Васнецов прошел мимо своего открытия, а Нестеров увидел этои через этородился заново.
Возможно и, наверное, так оно и есть, — наше узнавание васнецовского мотива в картинах и в иконах Нестерова — все то же его несчастье — «писать начал после», потому что «родился после». В Абрамцево попал не первым, не первым из художников был поражен Ворей, ее прозрачностью, черными пятнами елей на серебре неба, на золоте лесов.
Но Господи! Разве не смешон спор о первенстве между родными по духу художниками. Да его и не было — спора! Нестеровская драма существовала только в нем. Он эту драму носил в себе, изживал и в старости, переродясь художественно, изжил. Но было, было…
В Сергиевом Посаде, у Бизяихи, Михаил Васильевич собирался пожить до 20 августа. Однако натура для пустынника сыскалась, и он задержался. Встретил инока Геннадия. Годами не стар, лицом — постник. Постника не худоба выдает — взор.

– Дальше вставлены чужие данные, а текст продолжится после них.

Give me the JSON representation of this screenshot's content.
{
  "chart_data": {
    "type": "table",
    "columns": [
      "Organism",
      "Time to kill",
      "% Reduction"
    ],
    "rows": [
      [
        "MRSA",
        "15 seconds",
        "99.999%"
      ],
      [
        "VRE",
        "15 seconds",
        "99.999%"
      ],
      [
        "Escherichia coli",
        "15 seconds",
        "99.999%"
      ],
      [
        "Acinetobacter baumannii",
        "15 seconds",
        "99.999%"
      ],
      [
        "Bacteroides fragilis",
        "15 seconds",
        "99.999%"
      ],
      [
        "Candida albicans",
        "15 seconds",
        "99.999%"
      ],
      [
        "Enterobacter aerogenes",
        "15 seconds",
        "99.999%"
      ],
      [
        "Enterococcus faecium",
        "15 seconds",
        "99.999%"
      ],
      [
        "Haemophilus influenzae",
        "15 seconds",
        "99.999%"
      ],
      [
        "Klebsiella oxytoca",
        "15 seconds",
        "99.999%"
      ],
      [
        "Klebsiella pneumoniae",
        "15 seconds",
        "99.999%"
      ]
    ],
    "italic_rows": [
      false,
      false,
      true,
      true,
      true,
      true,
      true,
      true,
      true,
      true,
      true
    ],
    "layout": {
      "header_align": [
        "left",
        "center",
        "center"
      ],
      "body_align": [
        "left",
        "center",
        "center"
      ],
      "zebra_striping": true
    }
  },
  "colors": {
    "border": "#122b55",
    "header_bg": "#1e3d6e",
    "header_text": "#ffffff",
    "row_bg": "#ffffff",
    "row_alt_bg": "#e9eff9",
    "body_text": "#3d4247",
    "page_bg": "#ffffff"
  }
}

Глазами отец Геннадий не был кроток, но в них жила такая сила веры, какую у никониан редко встретишь. Отец Геннадий был православный человек, а обликом старовер, будто из скитов явился.
Эскиз «За приворотным зельем» был почти готов. И в августе Нестеров дал себе передышку, нужно было отойти от эскиза, не замучивать. Поехал к Поленову. Провел в Жуковке три дня.
Устроили рыбную ловлю, поймали двух прекрасных налимов. Один тотчас попал в уху, а огромного красавца Поленов написал красками. Михаил Васильевич сделал два этюда и оба их подарил: один — Василию Дмитриевичу, другой — Елене Дмитриевне.
Потом катались на лодке. Вели разговоры. Вспомнили про Сурикова. Наталья Васильевна сквозь слезы рассказывала, как он метался, как бился, когда скончалась Елизавета Августовна. После похорон все твердил бедный: «Я хоть одно доброе дело в память ее да сделаю — всем мужьям буду говорить: берегите вашу жену. Я не берег, и что же я теперь!»